Das hat zu Verstimmungen zwischen manchen Bestattern und Friedwald geführt. Sprecherin Brod ist auf Versöhnung aus. Auf der Messe BEFA in Düsseldorf will sie den Kontakt suchen: „Vielleicht entdeckt der eine oder andere ja, dass es für ihn auch von Vorteil sein kann, uns in sein Portfolio aufzunehmen.“ Der Stand auf der Messe signalisiert, dass es sich bei den Friedwäldern bereits um eine etablierte Größe in der Branche handelt. Die Zeichen stehen auf Expansion. 30 Quadratmeter auf der internationalen Schau statt bisher zehn auf kleinen Regional- oder Hausmessen haben sich die Griesheimer gegönnt. Kein Weg führt daran vorbei. Als Bedrohung für die klassischen Friedhöfe sieht Brod die Bestattungswälder aber definitiv nicht, „dafür ist unser Anteil mit drei oder fünf Prozent doch viel zu klein“.

Zum echten Problem für traditionelle Friedhöfe und Bestattungswälder könnte allerdings der Fall des Friedhofzwangs werden. In Deutschland dürfen Verstorbene oder deren Asche nur auf Friedhöfen beigesetzt werden. Bremen hat das Gesetz, das unter Länderhoheit steht, bereits gelockert. Dort ist es möglich, die Asche Verstorbener auf besonderen Flächen außerhalb von Friedhöfen zu verstreuen. In NRW ist es erlaubt, die Asche eines Verstorbenen den Angehörigen auszuhändigen, wenn sie anschließend beigesetzt wird. Eine Kontrolle gibt es allerdings nicht.

Die Urne der Oma auf dem Kaminsims kennt man in Deutschland bislang nur aus amerikanischen Serien.
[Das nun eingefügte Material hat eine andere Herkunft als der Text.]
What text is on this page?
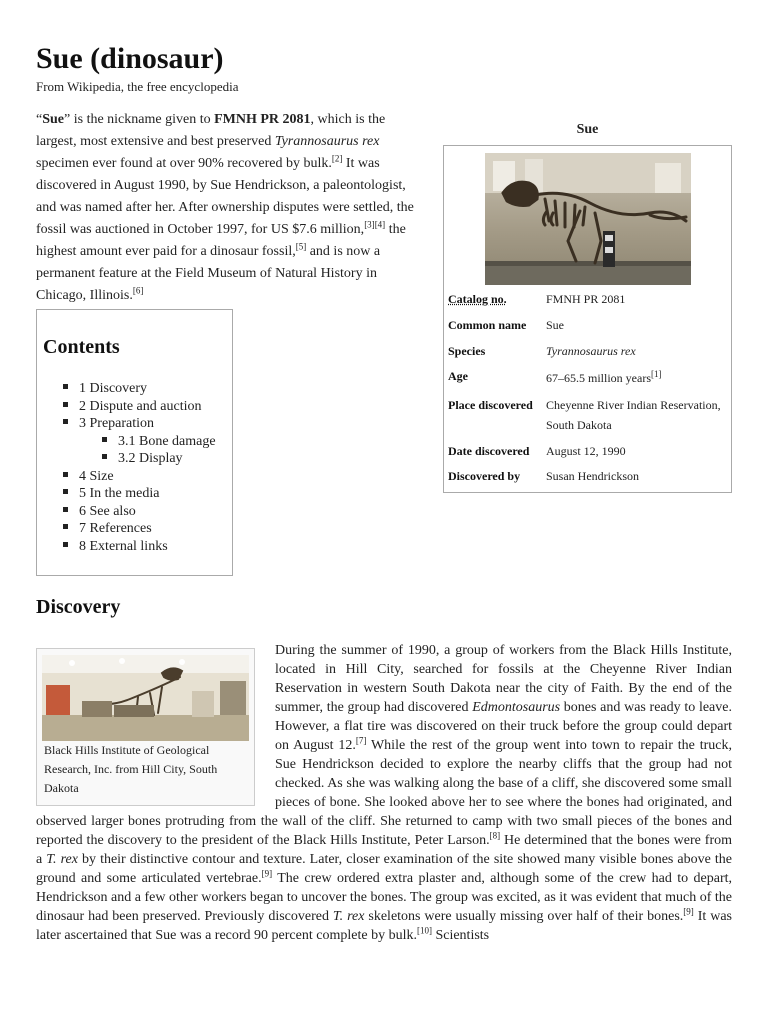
Sue (dinosaur)
From Wikipedia, the free encyclopedia
“Sue” is the nickname given to FMNH PR 2081, which is the largest, most extensive and best preserved Tyrannosaurus rex specimen ever found at over 90% recovered by bulk.[2] It was discovered in August 1990, by Sue Hendrickson, a paleontologist, and was named after her. After ownership disputes were settled, the fossil was auctioned in October 1997, for US $7.6 million,[3][4] the highest amount ever paid for a dinosaur fossil,[5] and is now a permanent feature at the Field Museum of Natural History in Chicago, Illinois.[6]
Sue
Catalog no.	FMNH PR 2081
Common name	Sue
Species	Tyrannosaurus rex
Age	67–65.5 million years[1]
Place discovered	Cheyenne River Indian Reservation, South Dakota
Date discovered	August 12, 1990
Discovered by	Susan Hendrickson
Contents
1 Discovery
2 Dispute and auction
3 Preparation
3.1 Bone damage
3.2 Display
4 Size
5 In the media
6 See also
7 References
8 External links
Discovery
During the summer of 1990, a group of workers from the Black Hills Institute, located in Hill City, searched for fossils at the Cheyenne River Indian Reservation in western South Dakota near the city of Faith. By the end of the summer, the group had discovered Edmontosaurus bones and was ready to leave. However, a flat tire was discovered on their truck before the group could depart on August 12.[7] While the rest of the group went into town to repair the truck, Sue Hendrickson decided to explore the nearby cliffs that the group had not checked. As she was walking along the base of a cliff, she discovered some small pieces of bone. She looked above her to see where the bones had originated, and observed larger bones protruding from the wall of the cliff. She returned to camp with two small pieces of the bones and reported the discovery to the president of the Black Hills Institute, Peter Larson.[8] He determined that the bones were from a T. rex by their distinctive contour and texture. Later, closer examination of the site showed many visible bones above the ground and some articulated vertebrae.[9] The crew ordered extra plaster and, although some of the crew had to depart, Hendrickson and a few other workers began to uncover the bones. The group was excited, as it was evident that much of the dinosaur had been preserved. Previously discovered T. rex skeletons were usually missing over half of their bones.[9] It was later ascertained that Sue was a record 90 percent complete by bulk.[10] Scientists
Black Hills Institute of Geological Research, Inc. from Hill City, South Dakota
Und weder Aeternitas-Sprecher Helbach, noch Bestatter Wirthmann oder Friedwald-Sprecherin Corinna Brod halten etwas davon. „Anfänglich ist es vielleicht ein gutes Gefühl, den Verwandten noch in seiner Nähe zu haben“, sagt Brod, „aber nach ein paar Monaten ändert sich das. Der Wunsch, den Toten zu begraben, wächst.“ Den Tod ständig vor Augen zu haben, scheint den Lebenden nicht zu bekommen. Dafür ist es umso wichtiger, einen Ort der Trauer für diejenigen zu haben, die nicht mehr sind. Ob im Bestattungswald oder auf dem Friedhof.